Материя | страница 26
— Могу я увидеть своего отца, ваше превосходительство? — спросил Орамен.
Он чувствовал, что сердце у него заколотилось в груди, а дыхание участилось, но изо всех сил пытался сохранить спокойствие и достоинство — ведь этого, похоже, ждали от него. Но если от него ждали другого — как он будет стенать и рвать на себе волосы, увидев тело отца, — то разношерстной публике пришлось бы испытать разочарование.
— Вот он, ваше высочество, — сказал тил Лоэсп, оборачиваясь и указывая на длинную телегу, запряженную тяжеловозами.
Они направились к телеге, и толпа людей (в основном вооруженных, с выражением сильного горя на лице) расступилась перед ними. Орамен увидел высокого, сухопарого генерала Уэрребера, который сообщил им о предстоящем сражении всего день назад, и экзальтина Часка, первосвященника. Оба приветствовали принца кивком. Уэрребер казался старым и усталым; несмотря на высокий рост, он словно сморщился в своей помятой генеральской форме. Кивнув, генерал опустил взгляд в землю. На лице Часка, великолепного в своих богатых одеяниях поверх сверкающих доспехов, появилось что-то вроде скупой полуулыбки, будто он хотел сказать: «Смелее, не бойтесь».
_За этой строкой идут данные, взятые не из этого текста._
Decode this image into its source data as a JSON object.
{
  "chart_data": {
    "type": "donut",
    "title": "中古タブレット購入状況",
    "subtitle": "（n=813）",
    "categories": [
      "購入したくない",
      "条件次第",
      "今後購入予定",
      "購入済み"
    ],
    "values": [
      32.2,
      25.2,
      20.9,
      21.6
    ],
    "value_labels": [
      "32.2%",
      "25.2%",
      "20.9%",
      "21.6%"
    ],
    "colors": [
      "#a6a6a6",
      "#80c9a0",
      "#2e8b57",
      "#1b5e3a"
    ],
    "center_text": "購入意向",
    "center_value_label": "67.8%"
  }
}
Они забрались на импровизированный катафалк. Там были два священника в разодранных, как и следовало, одеяниях. Сверху на дроги лился белый едкий свет от шипящего, потрескивающего фонаря, закрепленного на шесте. Лицо отца посерело, выглядело спокойным и каким-то сосредоточенным, словно он, закрыв глаза и сжав челюсти, обдумывал какую-то крайне насущную проблему. От шеи к телу спускалось серебристое покрывало, расшитое золотом.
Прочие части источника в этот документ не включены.